There are many alternative ways of disciplining a child than spanking.Time-outs are a great way to teach a child important rules, and it gives them time to think about their behavior. A child will often be upset with this punishment, but the time that they are sitting in time-out will give them time to regain self control. This teaches them that important rules must be followed, or else there will be consequences.

Another good way is to take something of value to them away for a certain period of time. When they realize how much they miss the privilege they once had, they will also then learn the consequences of their bad behavior.For an older child, grounding can be a great way to discipline. If a parent grounds a child from something that they really enjoy or don’t let them go anywhere for a certain period of time, they will also learn from this.
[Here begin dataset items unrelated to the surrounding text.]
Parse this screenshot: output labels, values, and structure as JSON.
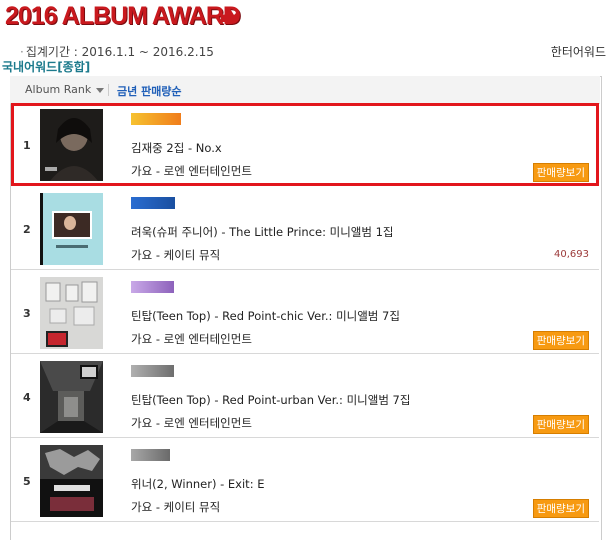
{
  "header": {
    "title": "2016 ALBUM AWARD",
    "period_prefix": "·",
    "period": "집계기간 : 2016.1.1 ~ 2016.2.15",
    "other_award_link": "한터어워드",
    "category_tab": "국내어워드[종합]"
  },
  "sort_bar": {
    "rank_label": "Album Rank",
    "sales_sort_label": "금년 판매량순"
  },
  "colors": {
    "accent_red": "#c9191e",
    "highlight_border": "#e2161c",
    "sales_button": "#f79a12",
    "link_blue": "#1f5fb8"
  },
  "albums": [
    {
      "rank": "1",
      "album": "김재중 2집 - No.x",
      "genre": "가요 - 로엔 엔터테인먼트",
      "sales_button": "판매량보기",
      "sales": "",
      "bar_color": "#f59a18",
      "bar_fraction": 0.85,
      "highlighted": true
    },
    {
      "rank": "2",
      "album": "려욱(슈퍼 주니어) - The Little Prince: 미니앨범 1집",
      "genre": "가요 - 케이티 뮤직",
      "sales_button": "",
      "sales": "40,693",
      "bar_color": "#1f5fb8",
      "bar_fraction": 0.75,
      "highlighted": false
    },
    {
      "rank": "3",
      "album": "틴탑(Teen Top) - Red Point-chic Ver.: 미니앨범 7집",
      "genre": "가요 - 로엔 엔터테인먼트",
      "sales_button": "판매량보기",
      "sales": "",
      "bar_color": "#a57fcb",
      "bar_fraction": 0.72,
      "highlighted": false
    },
    {
      "rank": "4",
      "album": "틴탑(Teen Top) - Red Point-urban Ver.: 미니앨범 7집",
      "genre": "가요 - 로엔 엔터테인먼트",
      "sales_button": "판매량보기",
      "sales": "",
      "bar_color": "#8d8d8d",
      "bar_fraction": 0.72,
      "highlighted": false
    },
    {
      "rank": "5",
      "album": "위너(2, Winner) - Exit: E",
      "genre": "가요 - 케이티 뮤직",
      "sales_button": "판매량보기",
      "sales": "",
      "bar_color": "#8d8d8d",
      "bar_fraction": 0.66,
      "highlighted": false
    }
  ]
}
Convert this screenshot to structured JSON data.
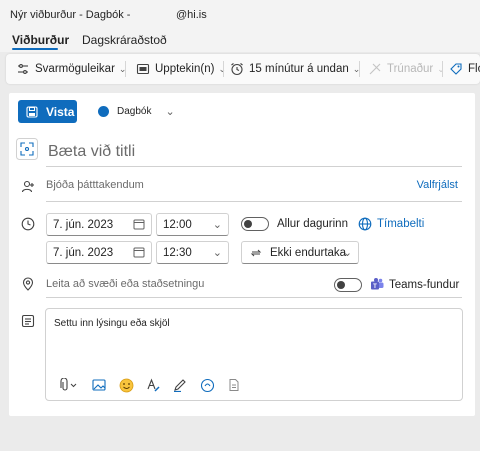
{
  "window": {
    "title": "Nýr viðburður - Dagbók -",
    "account": "@hi.is"
  },
  "tabs": [
    {
      "label": "Viðburður"
    },
    {
      "label": "Dagskráraðstoð"
    }
  ],
  "toolbar": {
    "response_options": "Svarmöguleikar",
    "busy": "Upptekin(n)",
    "reminder": "15 mínútur á undan",
    "private": "Trúnaður",
    "category": "Flo"
  },
  "actions": {
    "save_label": "Vista",
    "calendar_label": "Dagbók"
  },
  "form": {
    "title_placeholder": "Bæta við titli",
    "attendees_placeholder": "Bjóða þátttakendum",
    "optional_label": "Valfrjálst",
    "start_date": "7. jún. 2023",
    "start_time": "12:00",
    "end_date": "7. jún. 2023",
    "end_time": "12:30",
    "all_day_label": "Allur dagurinn",
    "timezone_label": "Tímabelti",
    "recurrence_label": "Ekki endurtaka",
    "location_placeholder": "Leita að svæði eða staðsetningu",
    "teams_label": "Teams-fundur",
    "description_placeholder": "Settu inn lýsingu eða skjöl"
  },
  "colors": {
    "accent": "#0f6cbd",
    "teams": "#5b5fc7"
  }
}
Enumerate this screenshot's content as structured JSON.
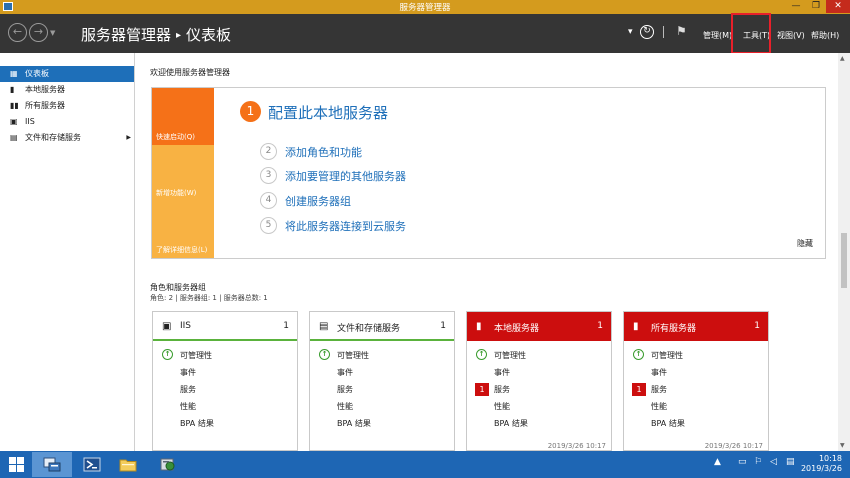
{
  "window": {
    "title": "服务器管理器",
    "min_glyph": "—",
    "max_glyph": "❐",
    "close_glyph": "✕"
  },
  "header": {
    "breadcrumb_root": "服务器管理器",
    "breadcrumb_sep": "▸",
    "breadcrumb_current": "仪表板",
    "refresh_glyph": "↻",
    "flag_glyph": "⚑",
    "menus": [
      "管理(M)",
      "工具(T)",
      "视图(V)",
      "帮助(H)"
    ]
  },
  "sidebar": {
    "items": [
      {
        "label": "仪表板",
        "icon": "dashboard-icon",
        "active": true
      },
      {
        "label": "本地服务器",
        "icon": "server-icon",
        "active": false
      },
      {
        "label": "所有服务器",
        "icon": "servers-icon",
        "active": false
      },
      {
        "label": "IIS",
        "icon": "iis-icon",
        "active": false
      },
      {
        "label": "文件和存储服务",
        "icon": "file-storage-icon",
        "active": false,
        "has_arrow": true
      }
    ]
  },
  "welcome": {
    "title": "欢迎使用服务器管理器",
    "tiles": [
      "快速启动(Q)",
      "新增功能(W)",
      "了解详细信息(L)"
    ],
    "step1_num": "1",
    "step1_label": "配置此本地服务器",
    "steps": [
      {
        "num": "2",
        "label": "添加角色和功能"
      },
      {
        "num": "3",
        "label": "添加要管理的其他服务器"
      },
      {
        "num": "4",
        "label": "创建服务器组"
      },
      {
        "num": "5",
        "label": "将此服务器连接到云服务"
      }
    ],
    "hide_label": "隐藏"
  },
  "roles": {
    "title": "角色和服务器组",
    "subtitle": "角色: 2 | 服务器组: 1 | 服务器总数: 1",
    "cards": [
      {
        "name": "IIS",
        "count": "1",
        "style": "white",
        "rows": [
          "可管理性",
          "事件",
          "服务",
          "性能",
          "BPA 结果"
        ],
        "time": ""
      },
      {
        "name": "文件和存储服务",
        "count": "1",
        "style": "white",
        "rows": [
          "可管理性",
          "事件",
          "服务",
          "性能",
          "BPA 结果"
        ],
        "time": ""
      },
      {
        "name": "本地服务器",
        "count": "1",
        "style": "red",
        "rows": [
          "可管理性",
          "事件",
          "服务",
          "性能",
          "BPA 结果"
        ],
        "services_badge": "1",
        "time": "2019/3/26 10:17"
      },
      {
        "name": "所有服务器",
        "count": "1",
        "style": "red",
        "rows": [
          "可管理性",
          "事件",
          "服务",
          "性能",
          "BPA 结果"
        ],
        "services_badge": "1",
        "time": "2019/3/26 10:17"
      }
    ]
  },
  "taskbar": {
    "clock_time": "10:18",
    "clock_date": "2019/3/26",
    "tray_expand": "▲"
  },
  "colors": {
    "titlebar": "#d49b1e",
    "header": "#353535",
    "accent_blue": "#1e6fb9",
    "quick_start": "#f57118",
    "tile_yellow": "#f8b243",
    "alert_red": "#cc0e0e",
    "ok_green": "#3a9c2e",
    "taskbar": "#1e66b4"
  }
}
They will probably be upset about this punishment, but they will remember the consequences the next time that they think about having bad behavior. There are many other alternatives, but the best thing is to provide a child with plenty of positive attention. Children crave attention, and they will do everything that they can to get it, even if it is negative attention.So, if parents provide as much positive attention to a child possible the child won’t have time to think about attempting bad behavior.

There are many other healthy alternatives to spanking. Should parents spank their children? Only a parent can answer that question. When parents find themselves in the situation of wondering whether or not they should spank their child, they should think about the future outcomes of their decisions. I personally do not believe that spanking is a good way of discipline.

It produces violence, emotional abuse, and only a short term effect. It can also too often be an outlet for parental anger.